Héraldine ne put retenir ses larmes.

— Oh ! monsieur MacSon, balbutia-t-elle de ses lèvres tremblantes d’angoisse, il faut la sauver par tous les moyens possibles !

— On va essayer.

— Il faut courir au village de suite !

— Je descends et vais atteler.

Et MacSon, suivi d’Héraldine, sortit de la chambre.

Au moment où le fermier allait se rendre à l’étable, une voiture entra dans la cour de la ferme.

Héraldine, qui avait regardé par une fenêtre, éprouva un haut-le-corps, recula violemment et, pâle, frissonnante, regarda MacSon. Car la Métisse connaissait l’accident arrivé à Hansen par l’Écossais lui-même qui avait donné de vagues explications.

Et ce fut avec terreur qu’elle considéra le fermier.

— Eh bien ! qu’as-tu, Héraldine ! interrogea MacSon surpris et inquiet, n’osant regarder par la fenêtre.

Elle n’eut pas le temps de répondre ; on frappait à la porte.

Bien qu’il eût le pressentiment de quelque danger, MacSon alla ouvrir la porte.

Deux hommes de police entrèrent.

Par instinct, le fermier se recula vivement, blême, presque épouvanté.

— Monsieur MacSon, dit l’un des hommes de police avec un sourire ironique, vous êtes requis de nous suivre à Bremner où l’on a besoin de vous.

MacSon devina qu’on venait l’arrêter. Il voulut se rebeller, redressa sa haute taille, gonfla ses joues, fit articuler les muscles de ses bras énormes.

Cette mimique ne parut pas intimider les deux hommes.

— Nous n’avons pas de temps à perdre, dit l’homme de police, et préparez-vous à nous suivre.

Ceci fut dit sur un ton péremptoire.

MacSon, alors, vit deux pistolets automatiques pendus à la ceinture des constables, et lui n’avait pas d’arme. Résister, c’était inutile et c’était aggraver les choses.

Il perdit donc un peu de son air hautain et demanda :

— Vous m’arrêtez ?

— Voici le mandat ! fit l’autre homme de police en exhibant une feuille de papier.

— Mais pourquoi ?

L’homme de police se mit à lire le papier.

— Pour avoir assassiné d’un coup de feu un nommé Hansen dans la nuit du 27 au 28 octobre.

MacSon demeura frappé de stupeur. Puis il éclata d’un rire énorme, d’une rire qui résonna sinistrement dans la maisonnette silencieuse.

— J’ai assassiné Hansen, moi ? s’écria-t-il. Je n’aurais jamais pensé qu’il y eût au monde des gens assez bêtes pour porter une telle accusation.

De nouveau il éclata de rire.

L’un des policiers le réprimanda sévèrement.
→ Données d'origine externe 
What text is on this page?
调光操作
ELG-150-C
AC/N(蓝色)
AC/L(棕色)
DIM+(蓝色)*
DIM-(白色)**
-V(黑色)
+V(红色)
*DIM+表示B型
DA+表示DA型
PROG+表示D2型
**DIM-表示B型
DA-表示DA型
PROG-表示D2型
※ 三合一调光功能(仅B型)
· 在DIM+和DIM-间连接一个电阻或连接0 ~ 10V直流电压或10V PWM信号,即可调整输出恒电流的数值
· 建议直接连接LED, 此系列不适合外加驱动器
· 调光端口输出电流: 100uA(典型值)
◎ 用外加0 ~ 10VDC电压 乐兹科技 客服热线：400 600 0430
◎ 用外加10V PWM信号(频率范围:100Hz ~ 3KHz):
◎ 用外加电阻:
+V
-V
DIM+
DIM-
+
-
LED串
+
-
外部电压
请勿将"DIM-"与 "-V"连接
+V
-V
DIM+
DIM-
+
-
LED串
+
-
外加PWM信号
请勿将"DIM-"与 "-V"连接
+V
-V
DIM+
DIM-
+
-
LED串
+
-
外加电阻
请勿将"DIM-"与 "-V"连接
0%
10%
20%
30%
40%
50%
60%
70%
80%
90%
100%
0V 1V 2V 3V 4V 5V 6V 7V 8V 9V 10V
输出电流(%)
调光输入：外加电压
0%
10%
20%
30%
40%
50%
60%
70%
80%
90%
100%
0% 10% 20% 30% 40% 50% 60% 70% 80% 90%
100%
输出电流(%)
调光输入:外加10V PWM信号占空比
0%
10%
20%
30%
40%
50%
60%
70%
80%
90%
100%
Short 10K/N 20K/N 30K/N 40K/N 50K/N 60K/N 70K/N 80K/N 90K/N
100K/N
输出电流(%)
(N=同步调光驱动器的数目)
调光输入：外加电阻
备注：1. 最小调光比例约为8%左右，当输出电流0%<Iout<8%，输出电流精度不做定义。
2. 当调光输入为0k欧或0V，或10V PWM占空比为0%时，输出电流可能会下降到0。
— MacSon, dit-il, ne riez pas, car l’affaire est plus grave que vous pensez. L’accusation a été faite par Hansen lui-même avant de mourir.

L’Écossais demeura bouche bée, stupide d’hébétement.

— Ah ! bien, murmura-t-il, je fais un rêve… ou bien je suis fou !

Et ce fut, en effet, comme en un rêve qu’il partit quelques minutes après, sans dire une parole à Héraldine qui défaillait, sans regarder ses enfants qui, stupéfaits, regardaient cette scène indéchiffrable pour leur jeune cerveau.

Bientôt la voiture s’éloigna emportant un prisonnier : MacSon.

Héraldine alors se laissa choir sur un siège, attira les deux enfants sur son sein et laissa libre cours à ses larmes trop longtemps retenues.